When people think of AI in insurance, they often imagine automation taking over entire processes — replacing humans with algorithms. But that’s not how I approach it. As a product designer working on ClaimsAgent, an AI-powered assistant for auto insurance adjusters, I focused on a different question: How can AI support adjusters — not replace them? Auto claims are messy. No two accidents are alike, and adjusters often face a flood of documents, deadlines, and system toggles. AI has the potential to ease that load, but only if we design it right. Here’s what I’ve learned about designing AI in this space:
Start with the Adjuster, Not the Algorithm
I’ve seen this happen more than once: a team gets excited about what the AI can do, then starts looking for a use case to justify it. That’s a shortcut to nowhere. When we started designing ClaimsAgent, we didn’t begin with the model—we started with people. We spent time with adjusters, listening closely to what slowed them down, what felt frustrating, and what consumed too much of their day.
Interestingly, no one said, “I need AI.” What we heard instead were things like: “It takes forever to write up notes,” “I’m constantly switching between tools just to find one detail,” and “I’m doing the same repetitive tasks over and over.” That’s what shaped our design direction. AI wasn’t the headline feature; it was the helper working quietly behind the scenes to relieve the pressure. Our goal was to solve real problems, so adjusters could focus on the higher-value parts of their work.

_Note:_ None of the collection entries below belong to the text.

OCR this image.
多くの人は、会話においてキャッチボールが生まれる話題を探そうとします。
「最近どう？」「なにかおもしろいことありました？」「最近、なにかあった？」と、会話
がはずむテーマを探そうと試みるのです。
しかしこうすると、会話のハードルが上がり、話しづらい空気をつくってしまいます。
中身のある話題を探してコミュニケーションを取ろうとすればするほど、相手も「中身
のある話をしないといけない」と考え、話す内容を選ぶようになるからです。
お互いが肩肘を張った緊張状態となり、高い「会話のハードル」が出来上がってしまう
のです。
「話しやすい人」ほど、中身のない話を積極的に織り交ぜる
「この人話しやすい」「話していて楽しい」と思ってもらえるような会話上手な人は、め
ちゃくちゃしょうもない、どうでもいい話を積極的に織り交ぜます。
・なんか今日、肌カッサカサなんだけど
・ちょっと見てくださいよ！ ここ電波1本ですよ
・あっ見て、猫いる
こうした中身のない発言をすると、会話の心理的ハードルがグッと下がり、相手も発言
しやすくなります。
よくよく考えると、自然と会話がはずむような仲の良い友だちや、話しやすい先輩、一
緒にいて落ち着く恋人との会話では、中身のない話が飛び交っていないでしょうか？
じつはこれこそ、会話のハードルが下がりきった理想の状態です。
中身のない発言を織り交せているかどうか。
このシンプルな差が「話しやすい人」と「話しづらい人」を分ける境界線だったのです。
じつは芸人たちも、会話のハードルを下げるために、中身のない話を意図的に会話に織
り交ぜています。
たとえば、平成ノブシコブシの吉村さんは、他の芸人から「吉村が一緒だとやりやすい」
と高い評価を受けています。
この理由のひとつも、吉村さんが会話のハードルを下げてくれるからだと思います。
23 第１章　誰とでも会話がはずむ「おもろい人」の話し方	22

Build for Trust, Not Just Accuracy
Even if AI is technically accurate, users won’t rely on it if they don’t trust it—and that’s especially true in insurance. Claims adjusters are making decisions that directly impact people’s lives and financial outcomes. If they can’t trust what they’re seeing, they’ll default to their own judgment.
So we made transparency a design priority in ClaimsAgent. Whenever the AI generated a note or suggestion, we didn’t just show the end result—we surfaced the source. Adjusters could see which parts of the file were referenced and what the model’s confidence level was. Most importantly, we gave them full control to refine, edit, or reject anything the AI produced.
“If people don’t trust the AI, they won’t use it — no matter how accurate it is.”
That sense of control mattered. It reinforced the message: “This tool is here to support your decision-making, not override it.” That’s what helped us build trust and drive adoption.
Co-Pilot, Not Auto-Pilot
One of the core ideas we rallied around as a design team was simple: co-pilot, not auto-pilot. That mindset shaped how we approached every interaction in the tool. Insurance is a nuanced space. No two claims are the same, and you can’t hand off control to a system and expect consistently good outcomes.
So we designed for assistive, not autonomous AI. We built in microinteractions—quick edits, undo options, opt-in controls—so adjusters could steer the experience based on what felt right for the moment. We even let users set preferences for how detailed or formal the AI’s responses should be.
These weren’t just UX niceties—they were signals of respect. Signals that said, “You’re still the expert here.” That’s what made adjusters feel comfortable, and ultimately, it’s what made them stick with the tool.
Don’t Assume — Test
We had a version of the AI assistant that looked great on paper. It did everything we wanted: auto-summarized notes, classified documents, and prompted next steps. But when we tested it with real users, the response was lukewarm at best. One quote stuck with me: “It’s too aggressive. It feels like it’s trying to take over.”
That was our signal to course-correct. We softened the tone, rewrote prompts to sound more collaborative (“Would you like to use this draft?” instead of “Here’s your summary”), and visually toned down the AI’s presence in the UI. These changes might sound small, but they had a huge impact on perception—and adoption.
The big lesson here? Perception matters. You can have the smartest AI in the world, but if it doesn’t feel helpful or approachable, it won’t get used.
Context Is the Dealbreaker
One of the most critical things we did was ensure the AI understood the environment it was working in. Auto insurance claims aren’t one-size-fits-all. A fender bender is nothing like a total loss, and the supporting data for each can vary wildly.
We made sure ClaimsAgent pulled in the right context at the right time—things like claim history, policy coverage, customer interactions, and even photos or adjuster notes. And we didn’t flood users with all the data at once. We focused on surfacing just what was relevant for the task at hand.
“Context is what makes AI feel smart — not just more data.”
That kind of thoughtful context design is what made the AI feel useful. It wasn’t just generating output—it was showing up at the right moment with the right information. That’s what created real value.
So, What’s the Takeaway?
Designing AI for the insurance industry isn’t just about cleaner interfaces or faster workflows. It’s about building tools that respect the complexity of the work and the people doing it.
What made ClaimsAgent successful wasn’t the underlying model. It was the way we designed around it.
We stayed grounded in human needs. We prioritized trust. We gave people control. We listened to feedback. We designed for context.
That’s what turns AI from a buzzword into a truly useful assistant.